Suddenly she recalled Chandos's dream.

“Did he call you…ah, ‘old man,' Mr. Straton?”

He grunted. “That's the only thing he'd call me. Did he tell you that?”

“No. He was bitten by a snake while we were on the trail,” she explained. Remembering more, irritation came back. “The stubborn fool wouldn't even call me to ask for help. We'd had a disagreement, you see…Well, anyway, he had bad dreams that night when he was fighting the poison, and he did a lot of talking in his sleep. One of the things he said—” She stopped, not wanting to repeat Chandos's exact words. “Well, he was against your cutting his hair. Did you actually try to?”

Fletcher began fidgeting. “That was my biggest mistake, the one that drove him off. We'd had another argument, one of hundreds, and I was furious enough to order my men to corral him and hack off those cursed braids of his. It was a hellofa fight. Kane wounded three of the boys with his knife before Sawtooth shot the knife out of his hand. That's who taught him to shoot, Sawtooth. Kane wouldn't wear a gun while he was here, though, just that knife. It drove me crazy the way he refused to act, goddammit, beg pardon, refused to act white! He wouldn't wear anything 'cept them buckskins, and sometimes a vest. When it got cold, maybe he'd wear a jacket. But that's all. Wouldn't put on a shirt, though I bought him dozens. I think he did it just to rile me.”

“But why? Didn't he want to be here?”

“That's just it.” There was a long, drawn-out sigh, full of regret. “When Kane came here, I thought he was here to stay. I thought he'd wanted to come. That's why I could never understand the hostility he showed, right from the
start. He kept to himself, even ate his meals alone, 'cept when he was working out on the range. And there wasn't a day that he didn't bring in meat for the table, even if he had to get up before dawn to do his hunting. He wouldn't even accept my goddamn, beg pardon, food without replacing it.”

“Please, Mr. Straton,” Courtney broke in. “You don't have to keep begging my pardon for a word I've picked up myself—thanks to your son.”
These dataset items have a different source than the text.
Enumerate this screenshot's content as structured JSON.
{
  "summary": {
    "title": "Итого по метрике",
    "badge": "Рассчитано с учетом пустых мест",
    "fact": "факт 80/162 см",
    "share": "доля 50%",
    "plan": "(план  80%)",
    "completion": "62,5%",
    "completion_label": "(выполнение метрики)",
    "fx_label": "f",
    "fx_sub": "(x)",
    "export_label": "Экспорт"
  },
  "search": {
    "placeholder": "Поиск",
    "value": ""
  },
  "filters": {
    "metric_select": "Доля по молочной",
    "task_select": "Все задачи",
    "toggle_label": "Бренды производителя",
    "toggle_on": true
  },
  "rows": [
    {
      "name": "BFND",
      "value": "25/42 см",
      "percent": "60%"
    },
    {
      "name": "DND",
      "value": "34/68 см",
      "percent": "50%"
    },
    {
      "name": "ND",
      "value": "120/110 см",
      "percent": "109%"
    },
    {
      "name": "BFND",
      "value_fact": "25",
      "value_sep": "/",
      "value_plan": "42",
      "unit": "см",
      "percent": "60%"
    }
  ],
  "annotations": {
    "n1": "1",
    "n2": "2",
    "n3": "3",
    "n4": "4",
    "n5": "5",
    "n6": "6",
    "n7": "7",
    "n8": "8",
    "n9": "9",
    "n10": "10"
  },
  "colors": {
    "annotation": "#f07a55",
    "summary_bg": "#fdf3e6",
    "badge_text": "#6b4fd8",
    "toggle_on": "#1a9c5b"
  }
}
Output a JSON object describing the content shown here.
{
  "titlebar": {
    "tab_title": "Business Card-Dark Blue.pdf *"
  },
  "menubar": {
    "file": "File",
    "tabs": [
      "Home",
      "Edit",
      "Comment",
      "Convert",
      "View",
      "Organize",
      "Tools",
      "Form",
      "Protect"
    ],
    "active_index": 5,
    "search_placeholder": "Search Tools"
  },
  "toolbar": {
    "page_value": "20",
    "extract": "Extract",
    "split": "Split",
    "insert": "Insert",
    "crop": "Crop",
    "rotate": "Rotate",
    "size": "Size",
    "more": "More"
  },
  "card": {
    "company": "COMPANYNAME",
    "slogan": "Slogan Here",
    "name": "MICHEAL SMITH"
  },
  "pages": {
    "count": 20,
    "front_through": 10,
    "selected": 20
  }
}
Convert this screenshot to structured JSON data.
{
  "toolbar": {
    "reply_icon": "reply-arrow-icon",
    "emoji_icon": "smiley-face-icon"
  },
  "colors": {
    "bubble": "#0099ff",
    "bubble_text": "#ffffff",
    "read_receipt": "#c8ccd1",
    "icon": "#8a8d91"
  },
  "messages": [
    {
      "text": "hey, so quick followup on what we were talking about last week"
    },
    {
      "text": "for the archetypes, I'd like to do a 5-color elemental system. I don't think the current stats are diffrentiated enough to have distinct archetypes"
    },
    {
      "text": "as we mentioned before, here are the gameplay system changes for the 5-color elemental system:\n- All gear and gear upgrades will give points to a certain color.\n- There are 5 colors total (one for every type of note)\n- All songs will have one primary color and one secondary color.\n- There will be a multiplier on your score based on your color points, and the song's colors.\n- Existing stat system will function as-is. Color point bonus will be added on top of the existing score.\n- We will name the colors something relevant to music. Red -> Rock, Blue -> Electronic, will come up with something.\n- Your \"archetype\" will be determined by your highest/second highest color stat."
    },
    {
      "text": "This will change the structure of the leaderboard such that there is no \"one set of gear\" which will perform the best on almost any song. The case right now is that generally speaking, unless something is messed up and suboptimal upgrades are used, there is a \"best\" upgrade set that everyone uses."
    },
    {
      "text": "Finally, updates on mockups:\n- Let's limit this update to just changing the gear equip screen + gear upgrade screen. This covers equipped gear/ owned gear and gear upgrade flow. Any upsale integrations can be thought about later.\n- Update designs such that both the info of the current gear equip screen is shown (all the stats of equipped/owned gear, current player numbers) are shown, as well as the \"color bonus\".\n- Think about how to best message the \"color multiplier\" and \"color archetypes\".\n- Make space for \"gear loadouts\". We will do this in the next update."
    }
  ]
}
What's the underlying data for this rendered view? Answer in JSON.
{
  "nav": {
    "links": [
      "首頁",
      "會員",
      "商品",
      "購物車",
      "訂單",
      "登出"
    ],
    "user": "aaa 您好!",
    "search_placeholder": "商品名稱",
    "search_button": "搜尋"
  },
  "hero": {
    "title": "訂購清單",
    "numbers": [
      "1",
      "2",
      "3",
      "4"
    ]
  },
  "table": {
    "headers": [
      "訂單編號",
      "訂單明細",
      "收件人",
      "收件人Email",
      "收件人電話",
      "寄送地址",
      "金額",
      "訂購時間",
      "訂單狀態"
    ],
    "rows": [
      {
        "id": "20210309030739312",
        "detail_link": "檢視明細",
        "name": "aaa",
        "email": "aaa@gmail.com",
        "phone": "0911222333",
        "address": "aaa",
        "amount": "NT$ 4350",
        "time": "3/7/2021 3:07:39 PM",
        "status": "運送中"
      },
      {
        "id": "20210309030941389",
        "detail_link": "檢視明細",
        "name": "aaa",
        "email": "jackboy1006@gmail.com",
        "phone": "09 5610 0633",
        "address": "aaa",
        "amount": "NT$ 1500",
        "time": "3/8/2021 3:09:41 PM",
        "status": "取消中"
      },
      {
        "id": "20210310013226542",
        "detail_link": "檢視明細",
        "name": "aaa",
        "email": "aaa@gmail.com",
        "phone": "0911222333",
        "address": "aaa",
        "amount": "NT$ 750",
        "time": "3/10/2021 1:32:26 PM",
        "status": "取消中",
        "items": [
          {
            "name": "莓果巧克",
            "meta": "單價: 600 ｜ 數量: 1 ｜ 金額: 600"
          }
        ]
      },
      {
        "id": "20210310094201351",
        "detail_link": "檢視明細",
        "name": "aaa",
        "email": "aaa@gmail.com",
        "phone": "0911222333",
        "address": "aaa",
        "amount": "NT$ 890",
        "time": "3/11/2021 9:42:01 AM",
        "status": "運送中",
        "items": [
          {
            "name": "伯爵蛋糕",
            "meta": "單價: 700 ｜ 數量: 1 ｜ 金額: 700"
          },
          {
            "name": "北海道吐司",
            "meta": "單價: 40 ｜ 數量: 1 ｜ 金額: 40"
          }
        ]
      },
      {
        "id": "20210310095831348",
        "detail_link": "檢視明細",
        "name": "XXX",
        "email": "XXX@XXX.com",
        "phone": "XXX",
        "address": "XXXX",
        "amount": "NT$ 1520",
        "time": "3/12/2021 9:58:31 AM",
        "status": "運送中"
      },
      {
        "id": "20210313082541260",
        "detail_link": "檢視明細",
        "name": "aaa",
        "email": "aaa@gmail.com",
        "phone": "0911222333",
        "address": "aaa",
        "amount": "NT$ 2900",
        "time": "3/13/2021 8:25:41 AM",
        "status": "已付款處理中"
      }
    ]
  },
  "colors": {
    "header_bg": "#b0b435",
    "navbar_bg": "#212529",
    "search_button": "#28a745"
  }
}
“Did you?” For the first time, he smiled. “When he first showed up, he never swore at all, 'cept in Comanche. I'm glad to know he learned
something
around here.”

Courtney rolled her eyes. God sakes, what a thing to be proud of!

“You were saying?”

“Yes, well, like I said, he kept to himself, wouldn't get to know the men, let alone me. You couldn't have a conversation with him unless you carried the whole thing yourself. I can't remember him ever once speaking to anyone first. And yet I know damn well he was full of questions, 'cause I could see it in his eyes. But he had the damnedest patience. He would wait until his questions got answered without his having to ask. You see, he wanted to learn anything and everything we could teach him. And he did. After a year, there wasn't anything he couldn't do on this ranch. That was another reason I thought he was here by choice.”